Peter Linz’s passion for puppetry started in pre-school when he put a squirrel puppet on his hand and discovered he could make people laugh. His commitment to a career “playing with puppets” never waned, and he eventually earned roles on PBS’s “Sesame Street” and “Bear in the Big Blue House” and on Broadway’s Avenue Q. But his dream job—a Muppet character to call his own—seemed elusive, until he met Walter. I spoke with Linz at Perks, near his home in Katonah.

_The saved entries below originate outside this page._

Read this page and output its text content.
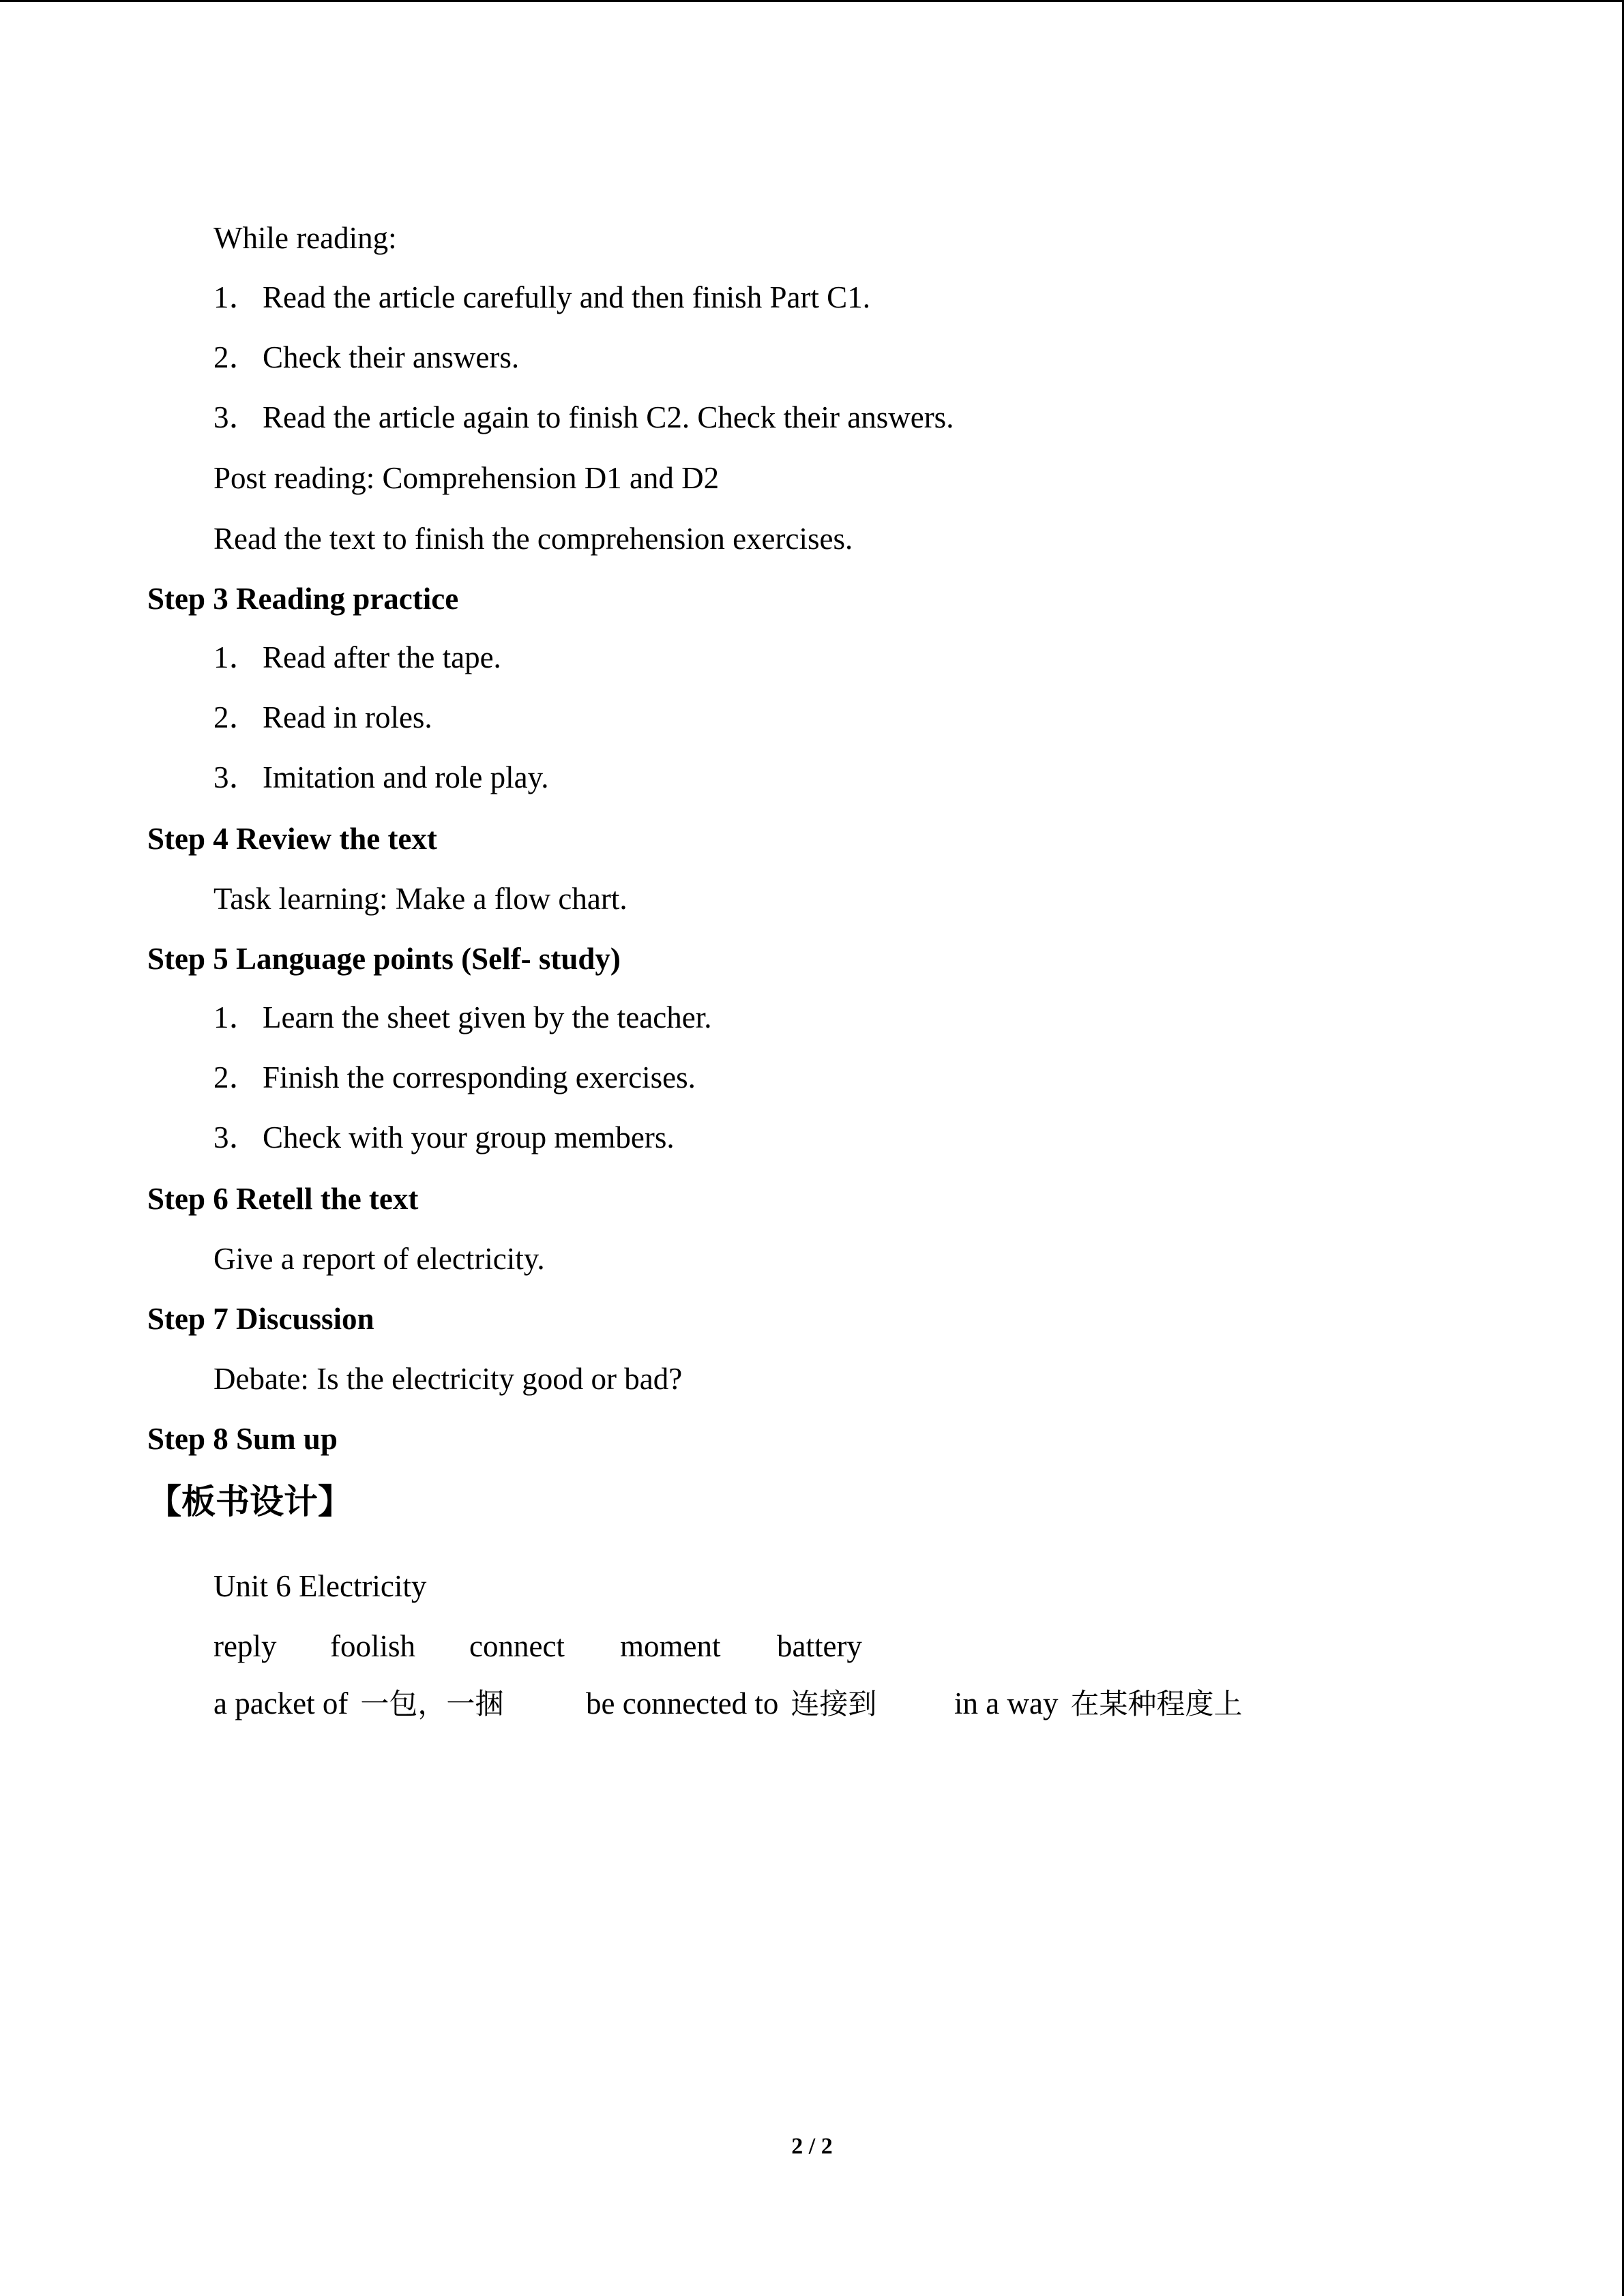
While reading:
1．Read the article carefully and then finish Part C1.
2．Check their answers.
3．Read the article again to finish C2. Check their answers.
Post reading: Comprehension D1 and D2
Read the text to finish the comprehension exercises.
Step 3 Reading practice
1．Read after the tape.
2．Read in roles.
3．Imitation and role play.
Step 4 Review the text
Task learning: Make a flow chart.
Step 5 Language points (Self- study)
1．Learn the sheet given by the teacher.
2．Finish the corresponding exercises.
3．Check with your group members.
Step 6 Retell the text
Give a report of electricity.
Step 7 Discussion
Debate: Is the electricity good or bad?
Step 8 Sum up
【板书设计】
Unit 6 Electricity
reply foolish connect moment battery
a packet of 一包，一捆	be connected to 连接到	in a way 在某种程度上
2 / 2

                                                           

Who is Walter?

Walter is a Muppet character created specifically for The Muppets, a new Walt Disney movie. He’s a really nice guy who grew up in a small town. He’s naive and never quite fit in. He’s also the world’s biggest Muppet fan.
 
How did you two meet?
After an initial table-read, I was invited to an audition where I saw the Walter prototype for the first time. We read some scenes and did some improv, and then I didn’t hear anything for two weeks. Eventually, I was invited to a callback in L.A.
 
What was the Hollywood callback like?
I was competing against three other professionals who are my heroes and friends, and we each auditioned separately. The first 20 minutes was improv with Jason Segal who co-wrote the movie and stars as Walter’s brother Gary. Jason is an improv master, and it was a great warm up and helped me relax and have fun. 
 
How did you come up with Walter’s voice?
After the first audition, I was told that if a human actor was cast as Walter, it would be Michael Cera. So I watched and listed to everything I could by Michael—practically becoming Michael Cera for the callback. Ironically, once I was cast, Bill Barretta, the “puppet captain,” suggested using my own voice, so Walter wouldn’t sound so young. James Bobin, the director, agreed it was better.
 
What was it like when Disney called to offer you the role? 
It was a dream come true and a lifesaver. As I told James Bobin, in some ways I am Walter. I am a huge Muppets fan, and growing up, I was a bit naive and never quite fit in. James said, “Brilliant, I love casting close to the bone.”
 
How was it a lifesaver?
Well, most of my principal character puppeteering roles are on public television, which was hit hard by the recent economic changes. So, I was thrilled and relieved. 
 
What can you tell us about the movie?
Well, it’s a love letter to the Muppets, in the mold of the original Muppet movies that were written for everybody—not just for children. Walter is a catalyst for telling the story. Initially, he just wants to meet the Muppets and travels to L.A. with his brother, Gary, and Gary’s girlfriend, Mary. But, then he overhears an evil plot and decides he has to save the Muppets. There is a lot of great singing and dancing. It’s very funny and clever, and I don’t want to spoil it for you. You’ll just have to go see it.